Kiran menatap Eyang putri, lalu mengangguk.
"Terimakasih banyak Eyang.. kalau begitu
Kiran permisi.."
Kiran mencium kening Eyang putri lembut
setelah itu dia cepat-cepat keluar dari kamar.
------ ------
Kiran baru saja tiba di ruang Emergency Star
Hospital. Semua staf rumah sakit terlihat gugup
dan salah tingkah melihat kehadiran istri pemilik
rumah sakit ini. Namun dia seakan tidak perduli
sama sekali dengan semua sikap hormat mereka.
"Ayah..ibu.. bagaimana keadaan Aryella.?"
Tanya Kiran seraya duduk merangkul ibunya.
Nyonya Amelia duduk lemas dengan derai air
mata yang tiada henti keluar.
"Dia masih di tangani dokter di dalam.. Sam
juga ada di dalam..!"
Sahut Tuan Zein dengan wajah di penuhi oleh
rasa cemas dan kekhawatiran.
"Apa yang terjadi sebenarnya.?"
Kiran menatap ayah dan ibunya itu bergantian.
"Semuanya salah ibu.. Aryella jadi terjerumus
begini karena ibu jarang memperhatikan nya."
"Apa maksud ibu..? sebenarnya ada apa.?"
Tuan Zein menggeleng lemah sementara Nyonya
Amelia menunduk sedih merasa terpukul.
"Kiran.. adikmu Aryella.. hamil.."
"Apa..? Aryella hamil..?"
Kiran menutup mulutnya tak percaya. Nyonya
Amelia mengangguk lemah.
"Astagfirullah.. Aryella.."
Kiran menutup wajahnya di penuhi rasa tidak
percaya dengan kabar ini. Apa yang selama ini
dia takutkan ternyata terjadi juga.
"Apa dia bilang siapa orang yang harus tangung
jawab atas kehamilan nya ?"
Kiran kembali menatap kedua orang tuanya itu. Mereka menggeleng lemah putus asa.
"Dia malah memilih jalan buntu ini daripada
mengatakan siapa orang nya.!"
Lirih Tuan Zein sambil mendudukkan dirinya
di sebrang Kiran dan Nyonya Amelia. Raut
wajahnya terlihat menyimpan begitu banyak
beban, untung saja penyakit jantung nya tidak
kambuh lagi.
"Nathan..aku yakin laki-laki brengsek itu yang
harus bertanggung jawab atas semua ini.!"
Desis Kiran dengan wajah memerah. Tuan
Zein dan Nyonya Amelia terkejut, bersamaan
di ambang pintu muncul Sam dengan wajah
yang di penuhi keringat.
"Pendarahan nya sudah bisa di hentikan. Dia
akan segera di pindahkan ke ruang perawatan."
Terang Sam sebelum keluarga nya itu bertanya.
Mereka menarik napas lega. Kiran bangkit dari
duduknya, menatap kedua orang tuanya yang
juga sedang menatapnya.
"Ayah dan ibu.. jangan tinggalkan Aryella.! Kiran
akan keluar dulu..ada sedikit urusan.!"
"Kamu mau kemana nak..? ini sudah malam.
Lagipula nanti suamimu pasti akan kesini
mencarimu..!"
"Kiran tidak akan lama kok yah..!"
"Tapi Kiran..kamu mau kemana sebenarnya.?"
"Ada masalah yang harus di luruskan di sini.!"
Ucap Kiran seraya memeluk ibunya sebentar
setelah itu tanpa kata lagi dia melangkah keluar
dari ruang Emergency tersebut.
Kiran meminta Mondy untuk mengantar nya ke
sebuah club malam. Dia yakin orang yang ingin
di datanginya ada di tempat ini. Karena ini adalah
tempat yang sering menjadi pelampiasan emosi
ataupun kekesalannya.
"Nona Muda..anda yakin akan masuk ke dalam.?"

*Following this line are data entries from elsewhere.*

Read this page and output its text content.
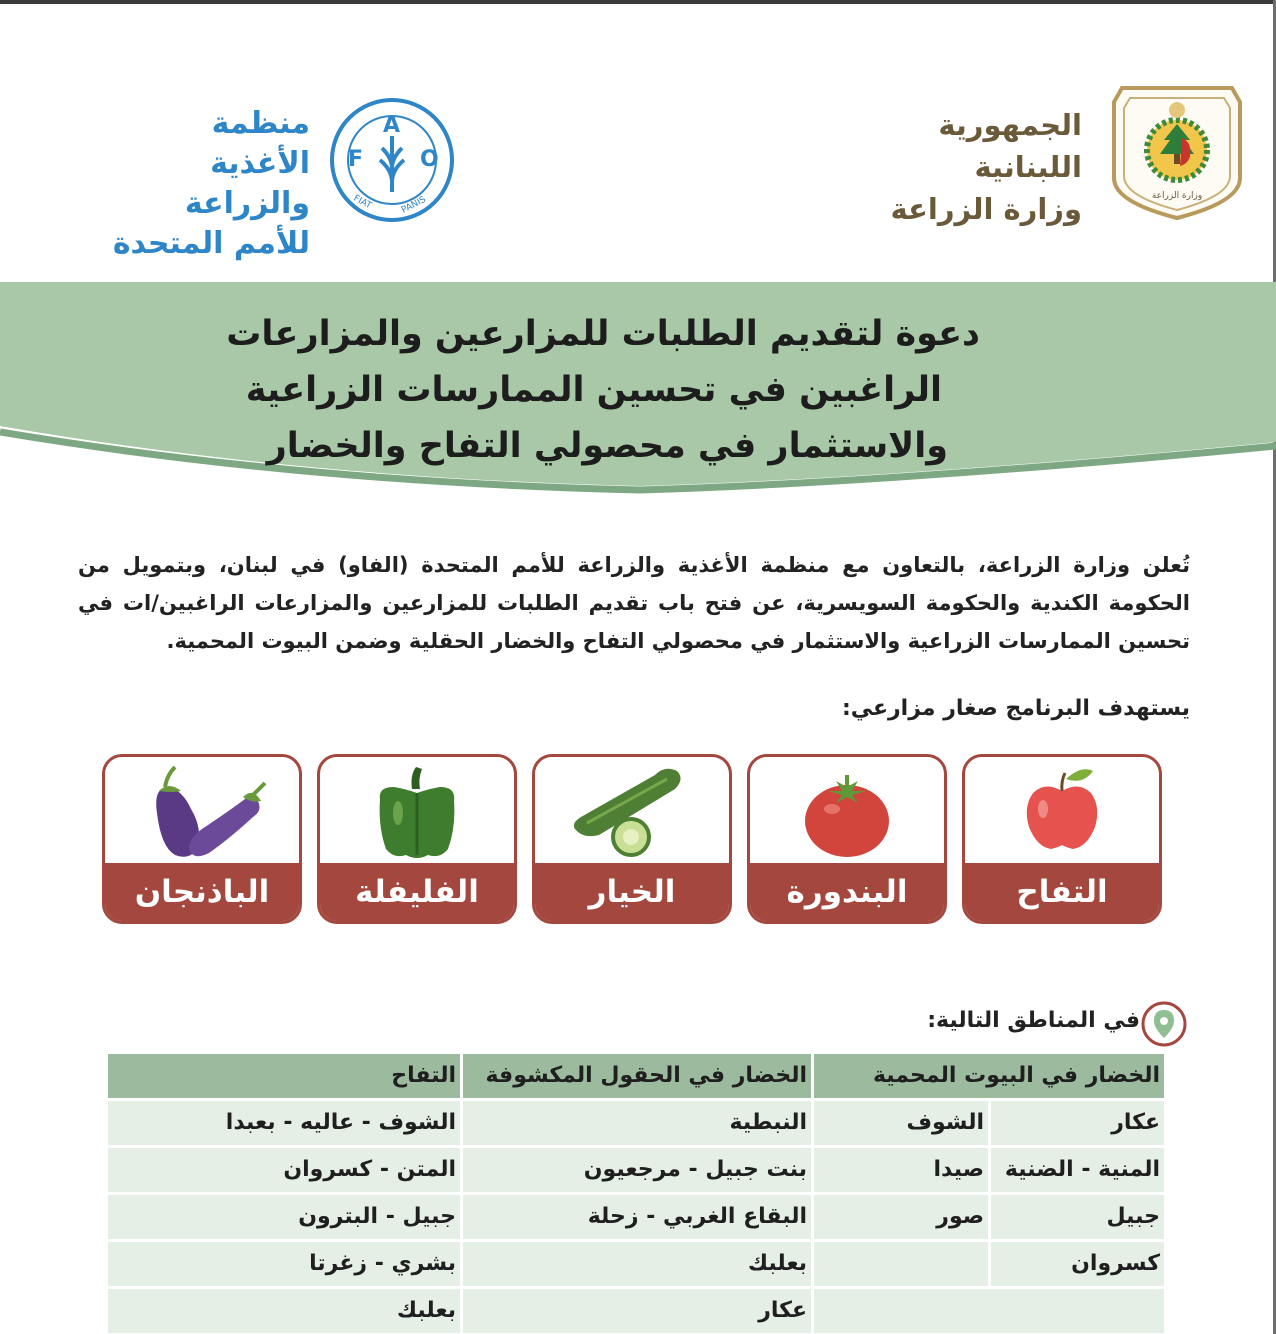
منظمة
الأغذية والزراعة
للأمم المتحدة
F
A
O
FIAT	PANIS
الجمهورية اللبنانية
وزارة الزراعة	وزارة الزراعة
دعوة لتقديم الطلبات للمزارعين والمزارعات
الراغبين في تحسين الممارسات الزراعية
والاستثمار في محصولي التفاح والخضار
تُعلن وزارة الزراعة، بالتعاون مع منظمة الأغذية والزراعة للأمم المتحدة (الفاو) في لبنان، وبتمويل من الحكومة الكندية والحكومة السويسرية، عن فتح باب تقديم الطلبات للمزارعين والمزارعات الراغبين/ات في تحسين الممارسات الزراعية والاستثمار في محصولي التفاح والخضار الحقلية وضمن البيوت المحمية.
يستهدف البرنامج صغار مزارعي:
التفاح
البندورة
الخيار
الفليفلة
الباذنجان
في المناطق التالية:
الخضار في البيوت المحمية
الخضار في الحقول المكشوفة
التفاح
عكار
الشوف
النبطية
الشوف - عاليه - بعبدا
المنية - الضنية
صيدا
بنت جبيل - مرجعيون
المتن - كسروان
جبيل
صور
البقاع الغربي - زحلة
جبيل - البترون
كسروان
بعلبك
بشري - زغرتا
عكار
بعلبك
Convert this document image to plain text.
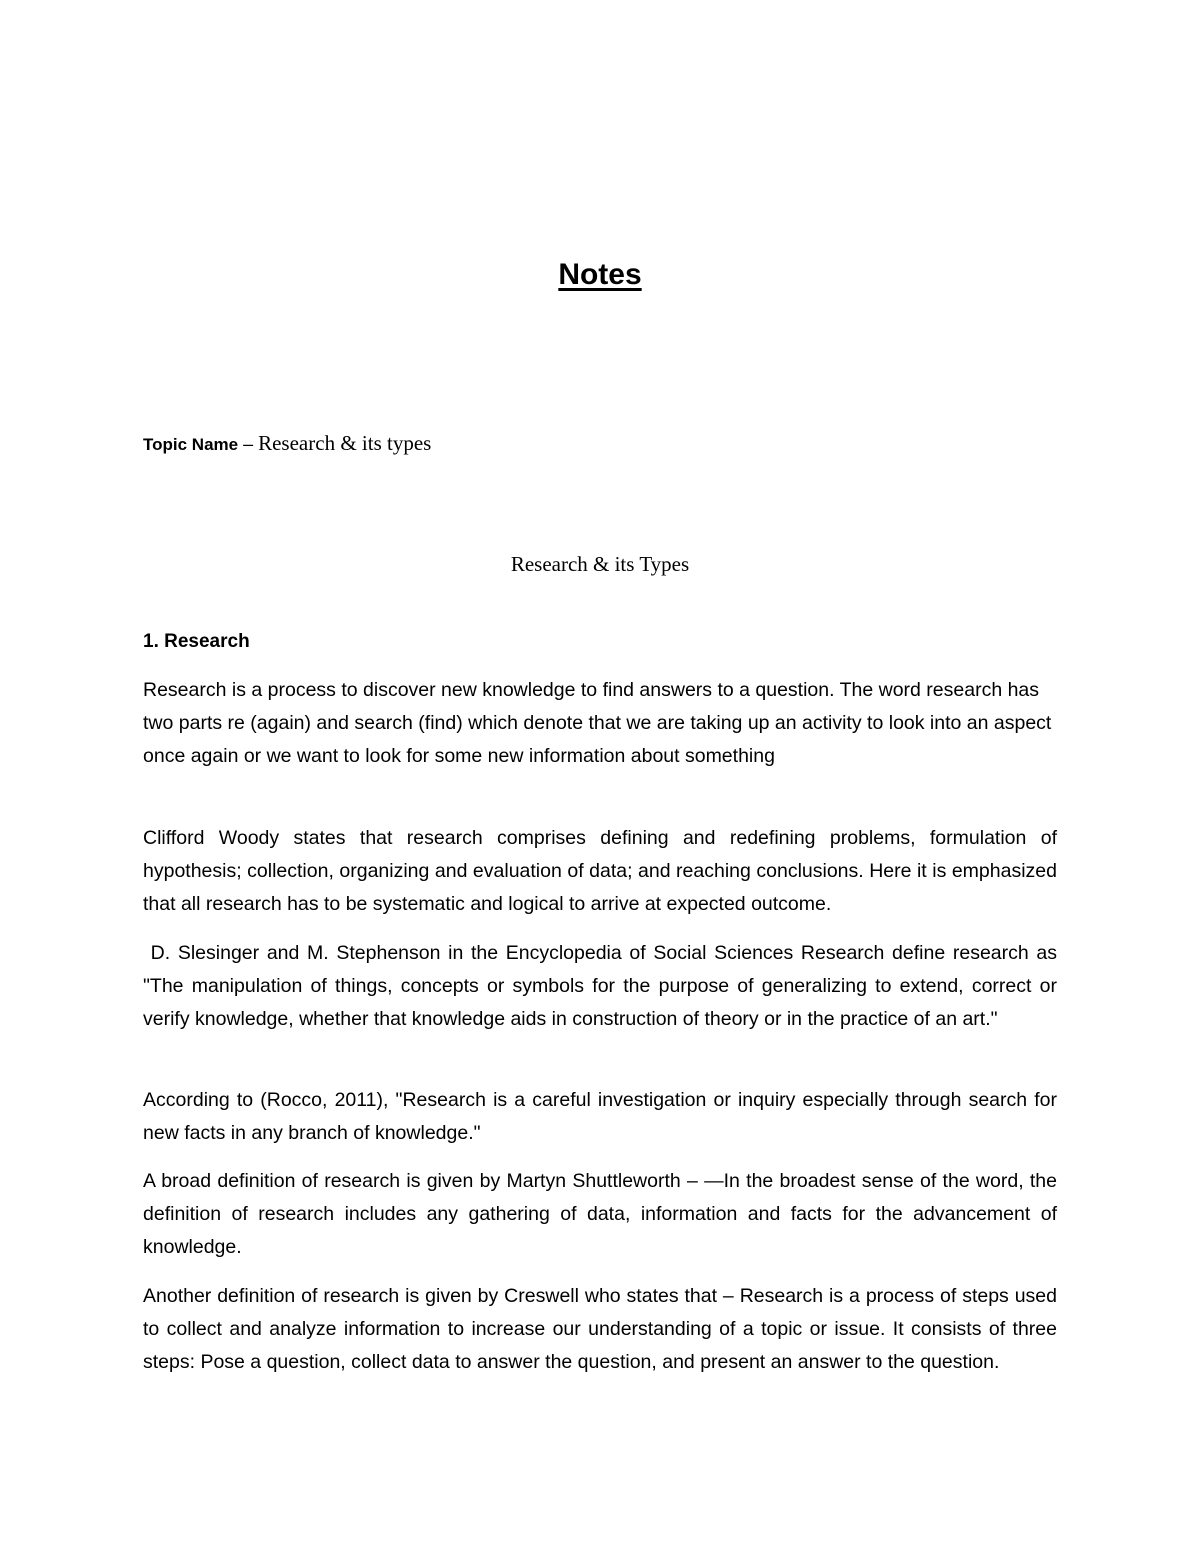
Notes
Topic Name – Research & its types
Research & its Types
1. Research

Research is a process to discover new knowledge to find answers to a question. The word research has two parts re (again) and search (find) which denote that we are taking up an activity to look into an aspect once again or we want to look for some new information about something

Clifford Woody states that research comprises defining and redefining problems, formulation of hypothesis; collection, organizing and evaluation of data; and reaching conclusions. Here it is emphasized that all research has to be systematic and logical to arrive at expected outcome.

D. Slesinger and M. Stephenson in the Encyclopedia of Social Sciences Research define research as "The manipulation of things, concepts or symbols for the purpose of generalizing to extend, correct or verify knowledge, whether that knowledge aids in construction of theory or in the practice of an art."

According to (Rocco, 2011), "Research is a careful investigation or inquiry especially through search for new facts in any branch of knowledge."

A broad definition of research is given by Martyn Shuttleworth – —In the broadest sense of the word, the definition of research includes any gathering of data, information and facts for the advancement of knowledge.

Another definition of research is given by Creswell who states that – Research is a process of steps used to collect and analyze information to increase our understanding of a topic or issue. It consists of three steps: Pose a question, collect data to answer the question, and present an answer to the question.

Tanya Mondy seraya melihat kearah spion tengah
dimana saat ini Kiran sedang memakai masker
juga blazer panjangnya. Saat ini mereka berada
di parkiran khusus.
"Aku yakin Mondy..kau ikut denganku dan kalian
berdua ikuti saja aku dari belakang, jangan terlalu dekat kalau tidak mendesak..!"
pengawal wanita super maskulin nya. Mereka
bertiga sudah satu paket dengan Mondy.
"Tapi Nona..saya rasa ini bukan tempat yang
cocok untuk anda, saya takut Tuan Muda tahu.."
Sergah Mondy dengan raut wajah sedikit ragu.
Kiran merapatkan blazer nya.
"Aku tahu, tapi orang yang aku cari sedang ada
di tempat ini. Aku tidak punya cukup waktu..!"
Ucap Kiran sambil kemudian keluar setelah dua
pengawal tadi turun duluan membukakan pintu.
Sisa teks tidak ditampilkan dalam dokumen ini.